Лишь глаза прикрою – лица, лица…
Вместе мир небесный и земной.
Прожитые дни, как будто птицы,
Кружатся крикливо надо мной.
Горестно. Незваными гостями
Прилетели. Шумный трепет крыл.
Я своими тайными страстями
Их поил и чувствами кормил.
Прочь! Не надо каркать над больницей.
В снежной шубке под окном сирень.
Я с ладони звонкою синицей
Отпускаю в небо новый день.
Кипарисы мокнут. Олеандр
Отцветает. Обмелевший Понт
Дремлет у бамбуковых оград,
Обложив дождями горизонт.
На базарах – россыпи хурмы.
И картав, и резок разговор…
И светлы вечерние псалмы.
В древнем храме у подножья гор.
Приобщенью к Богу смертный рад,
Забывая груз мирских забот.
Кипарисы мокнут. Олеандр
Отцветает. Засыпает Понт.
Утес. Блужданье солнечных столбов
Меж синих туч. Плеск рыбы возле бакена.
А ландышей – как белых черепов
На траурных картинах Верещагина!
День провожаю. Чайкам хлеб крошу.
Не признаю парламенты и ратуши.
Устану – как под простыней, лежу
Под белой ночью. В изголовье – ландыши.
Не финский ножик – распорол буксир
Реку… И комары затишье отняли.
И хрупок человек, и зыбок мир!
И прорастают черепа на отмелях…
Заросли травой руины храма.
Но, пройдя безверия юдоль,
В состраданье, словно в волчью яму,
Я попал – в глазах слепая боль.
Стыдно, что порою беззаботно
Жил и не крестил перстами лоб.
Жаль мне стариков, детей, животных…
Всех, кто беззащитен, слаб и добр.
Прозреваю от печальной боли:
Вместо сердца – теплая зола.
Купол золотой блестит над полем,
И поют во ржи колокола.
Встанут храмы – оживет Россия,
Дети запоют, как соловьи.
Наша жизнь – не в злобе и не в силе,
А в смиренной вере и любви.
Нам остались домашние клички.
Нет имен.
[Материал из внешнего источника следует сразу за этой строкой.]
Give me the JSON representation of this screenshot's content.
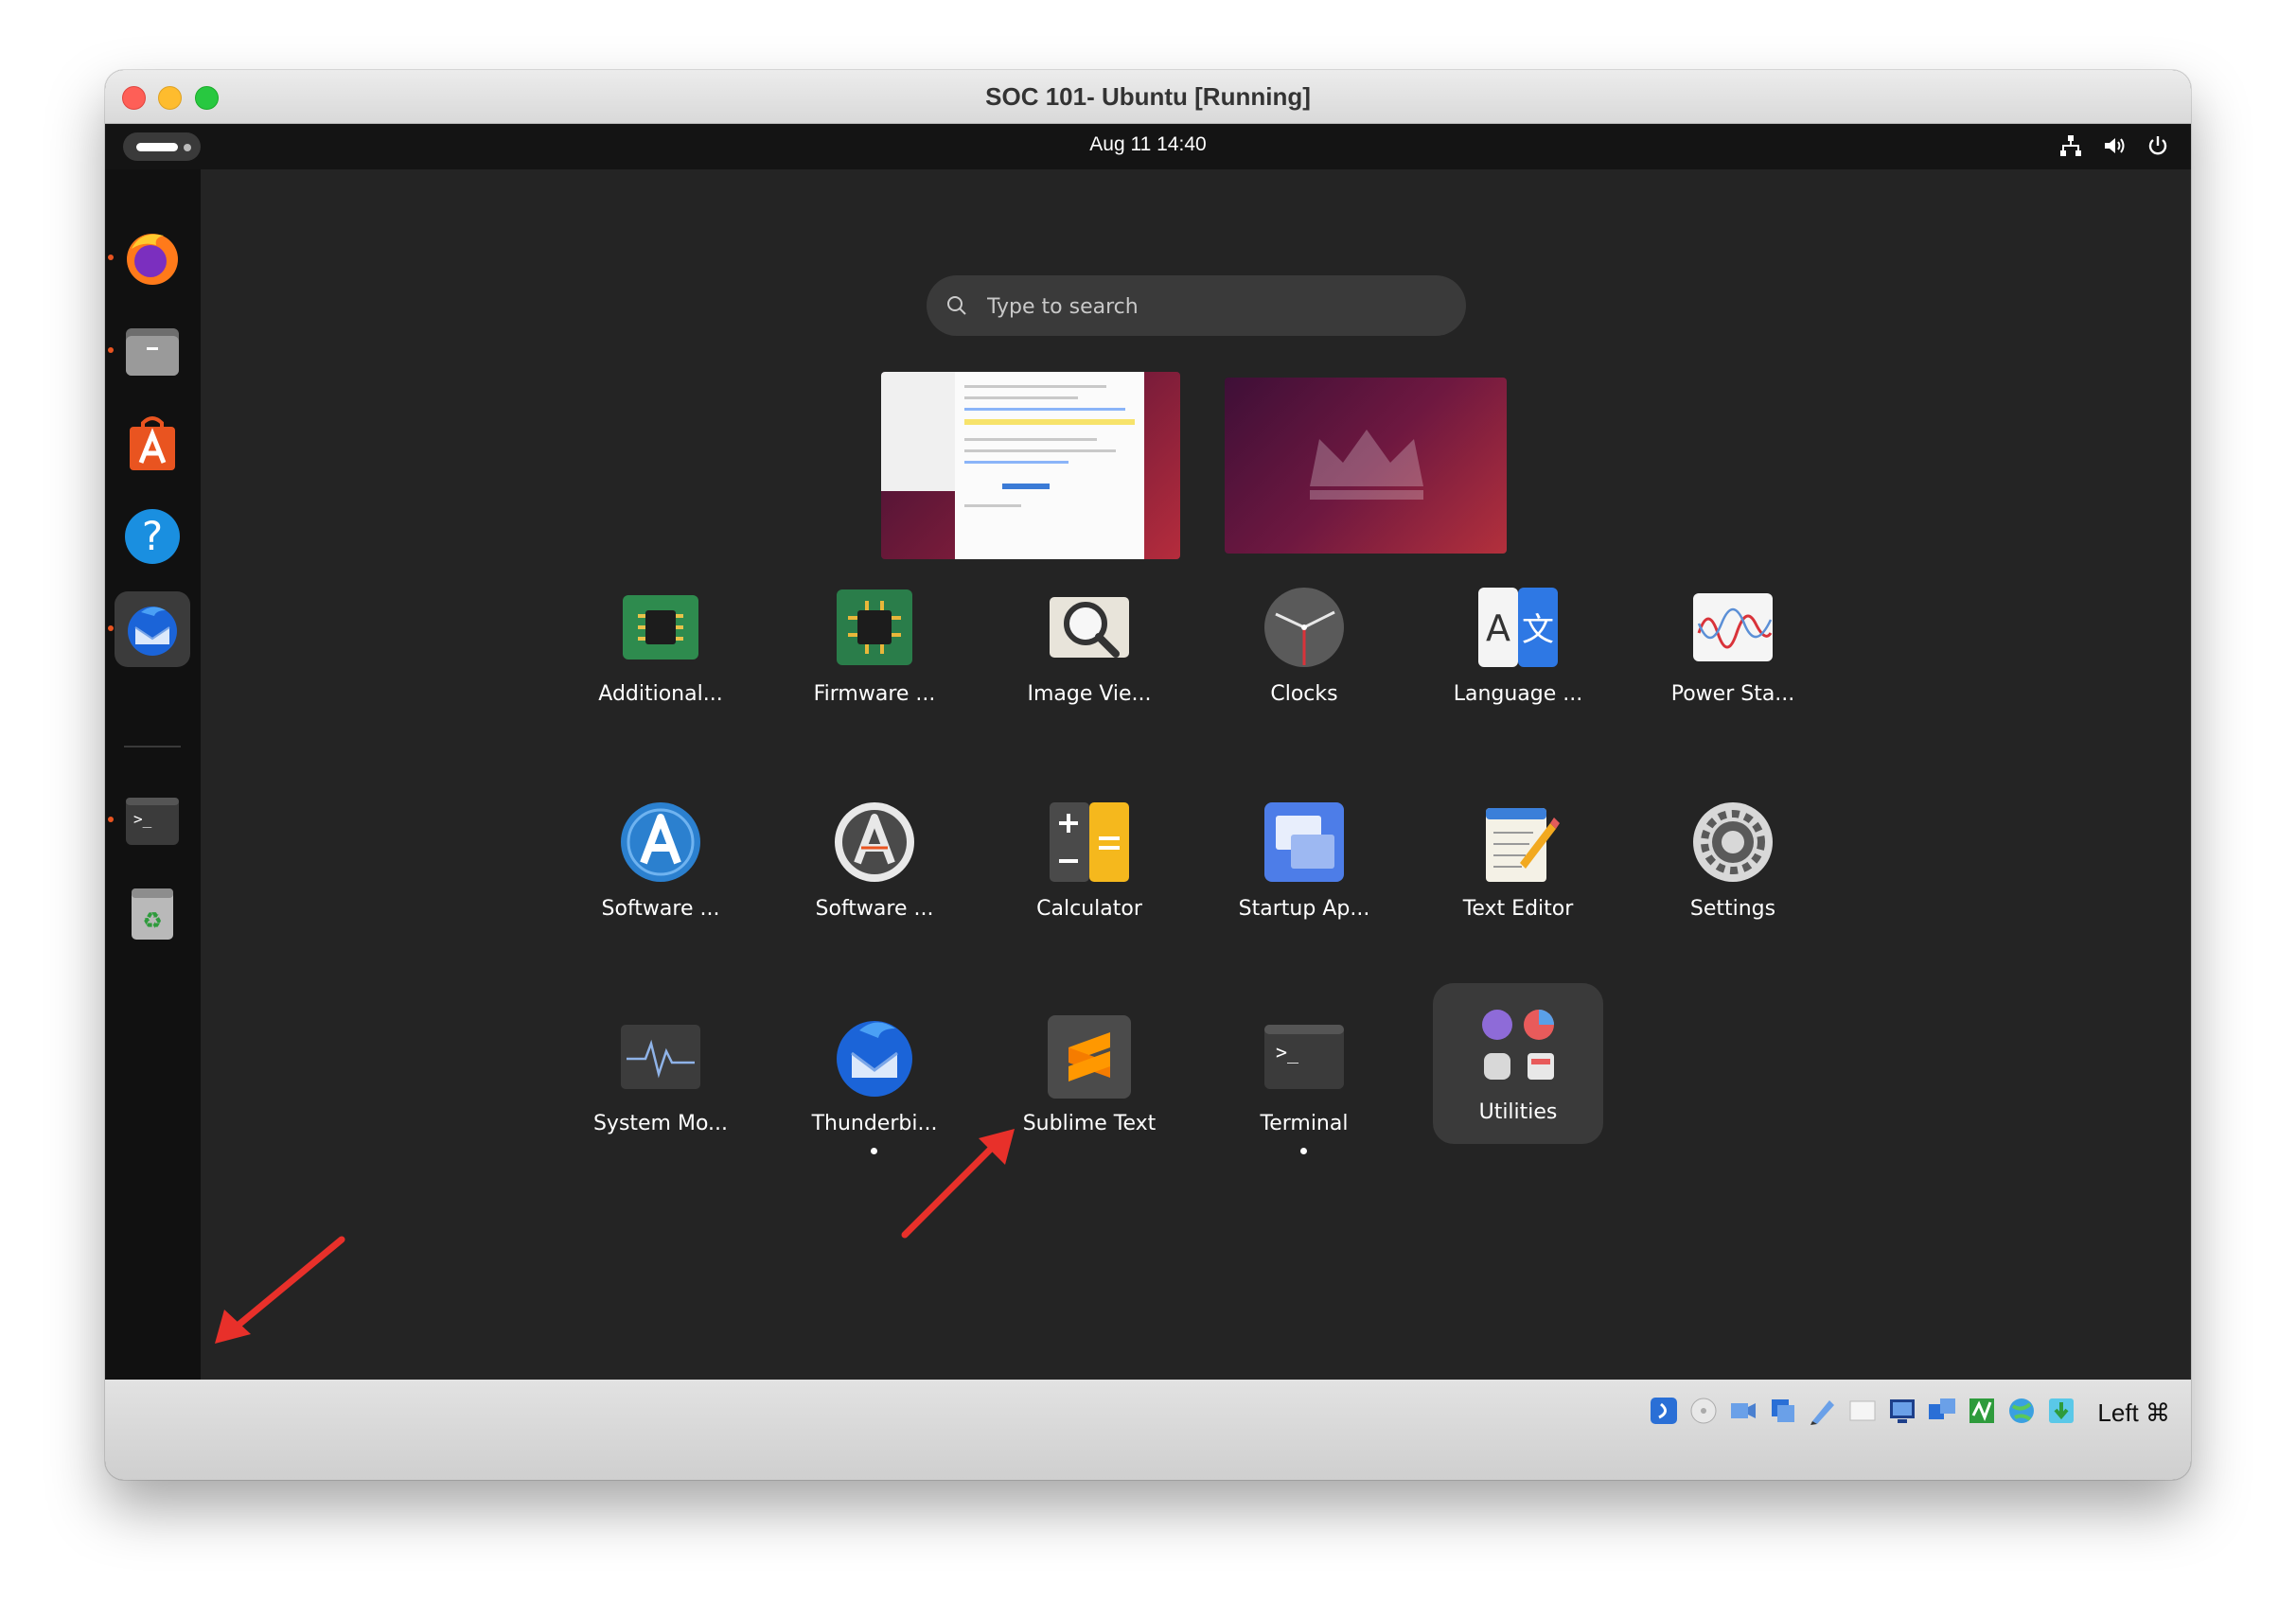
{
  "window": {
    "title": "SOC 101- Ubuntu [Running]"
  },
  "topbar": {
    "clock": "Aug 11  14:40"
  },
  "search": {
    "placeholder": "Type to search"
  },
  "apps": [
    {
      "label": "Additional..."
    },
    {
      "label": "Firmware ..."
    },
    {
      "label": "Image Vie..."
    },
    {
      "label": "Clocks"
    },
    {
      "label": "Language ..."
    },
    {
      "label": "Power Sta..."
    },
    {
      "label": "Software ..."
    },
    {
      "label": "Software ..."
    },
    {
      "label": "Calculator"
    },
    {
      "label": "Startup Ap..."
    },
    {
      "label": "Text Editor"
    },
    {
      "label": "Settings"
    },
    {
      "label": "System Mo..."
    },
    {
      "label": "Thunderbi..."
    },
    {
      "label": "Sublime Text"
    },
    {
      "label": "Terminal"
    },
    {
      "label": "Utilities"
    }
  ],
  "statusbar": {
    "host_key": "Left ⌘"
  },
  "colors": {
    "accent": "#e95420",
    "annotation_arrow": "#e8302a"
  }
}
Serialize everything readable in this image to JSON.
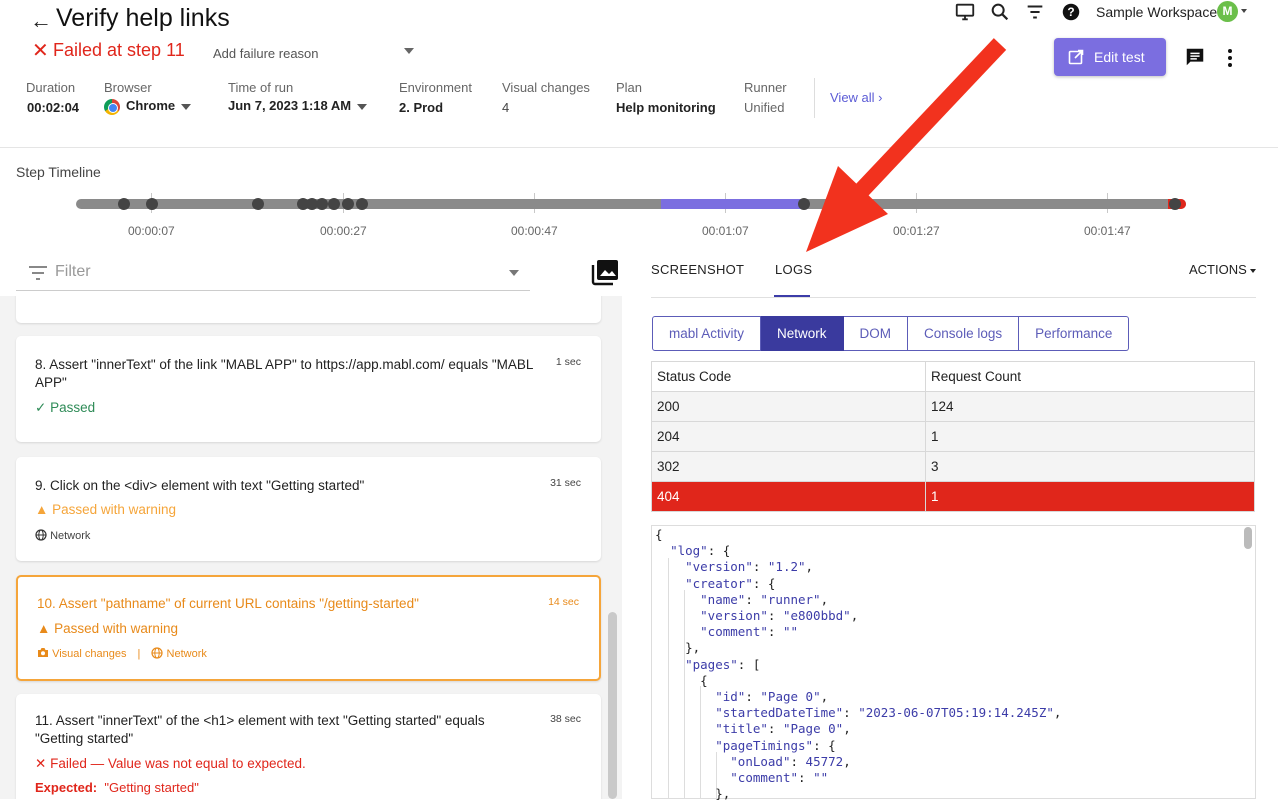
{
  "header": {
    "title": "Verify help links",
    "failure": "Failed at step 11",
    "failure_reason_placeholder": "Add failure reason",
    "meta": {
      "duration_label": "Duration",
      "duration": "00:02:04",
      "browser_label": "Browser",
      "browser": "Chrome",
      "time_label": "Time of run",
      "time": "Jun 7, 2023 1:18 AM",
      "env_label": "Environment",
      "env": "2. Prod",
      "visual_label": "Visual changes",
      "visual": "4",
      "plan_label": "Plan",
      "plan": "Help monitoring",
      "runner_label": "Runner",
      "runner": "Unified"
    },
    "view_all": "View all",
    "workspace": "Sample Workspace",
    "avatar_letter": "M",
    "edit_button": "Edit test"
  },
  "timeline": {
    "label": "Step Timeline",
    "times": [
      "00:00:07",
      "00:00:27",
      "00:00:47",
      "00:01:07",
      "00:01:27",
      "00:01:47"
    ]
  },
  "filter": {
    "placeholder": "Filter"
  },
  "steps": [
    {
      "title": "8. Assert \"innerText\" of the link \"MABL APP\" to https://app.mabl.com/ equals \"MABL APP\"",
      "duration": "1 sec",
      "status": "Passed"
    },
    {
      "title": "9. Click on the <div> element with text \"Getting started\"",
      "duration": "31 sec",
      "status": "Passed with warning",
      "tags": [
        "Network"
      ]
    },
    {
      "title": "10. Assert \"pathname\" of current URL contains \"/getting-started\"",
      "duration": "14 sec",
      "status": "Passed with warning",
      "tags": [
        "Visual changes",
        "Network"
      ]
    },
    {
      "title": "11. Assert \"innerText\" of the <h1> element with text \"Getting started\" equals \"Getting started\"",
      "duration": "38 sec",
      "status": "Failed — Value was not equal to expected.",
      "expected_label": "Expected:",
      "expected_value": "\"Getting started\""
    }
  ],
  "right": {
    "tabs": [
      "SCREENSHOT",
      "LOGS"
    ],
    "actions": "ACTIONS",
    "log_tabs": [
      "mabl Activity",
      "Network",
      "DOM",
      "Console logs",
      "Performance"
    ],
    "table": {
      "headers": [
        "Status Code",
        "Request Count"
      ],
      "rows": [
        [
          "200",
          "124"
        ],
        [
          "204",
          "1"
        ],
        [
          "302",
          "3"
        ],
        [
          "404",
          "1"
        ]
      ]
    },
    "json_lines": [
      "{",
      "  \"log\": {",
      "    \"version\": \"1.2\",",
      "    \"creator\": {",
      "      \"name\": \"runner\",",
      "      \"version\": \"e800bbd\",",
      "      \"comment\": \"\"",
      "    },",
      "    \"pages\": [",
      "      {",
      "        \"id\": \"Page 0\",",
      "        \"startedDateTime\": \"2023-06-07T05:19:14.245Z\",",
      "        \"title\": \"Page 0\",",
      "        \"pageTimings\": {",
      "          \"onLoad\": 45772,",
      "          \"comment\": \"\"",
      "        },"
    ]
  },
  "colors": {
    "accent": "#7b6ee0",
    "error": "#e0261b",
    "warning": "#f5a53a",
    "success": "#2e8b57",
    "nav": "#3a3a9e"
  }
}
Не встречаем гостей…
Мы как две обгоревшие спички.
Наша жизнь – крематорий страстей.
Как зола, остывают привычки.
Дремлют нервы, свернувшись в клубок.
Мы как две обгоревшие спички.
Наша спальня – пустой коробок.
Долго слышатся отзвуки грома.
Над болотами – редкий туман.
Горький запах цветущих черемух,
И любви мимолетный дурман.
После всех подойду к аналою,
Помолюсь и закрою глаза.
Помню всех, кто порхал над землею,
А потом улетел в небеса.
И свет небесный наполняет храм,
Когда в молитве преклоню колени.
Дай, Господи, здоровья всем врагам
Моим, а мне – покоя и терпенья.
И душу исцели мою, и плоть,
И подари мне мудрое смиренье.
И долготою дней моих, Господь,
Тебя прославлю, обретя спасенье.
На колени стал. Святая Дева —
Предо мною. Храм похож на рай.
Справа – Серафим Саровский. Слева —
Светлый Чудотворец Николай.
Свет и счастье… Как во время оно,
Прихожане все – моя родня.
И святые лики на иконах,
Словно предки, смотрят на меня.
Белая церковка в березняке —
Белая птица на белой руке.
Льется, смиренной молитвой согрет,
С белого купола ангельский свет.
Словно лампаду, Господь, не гаси
Белую жизнь в православной Руси.
В белые теплые майские дни
Белую птицу мою не спугни.
Замолчал коростель, захлебнувшись тоской.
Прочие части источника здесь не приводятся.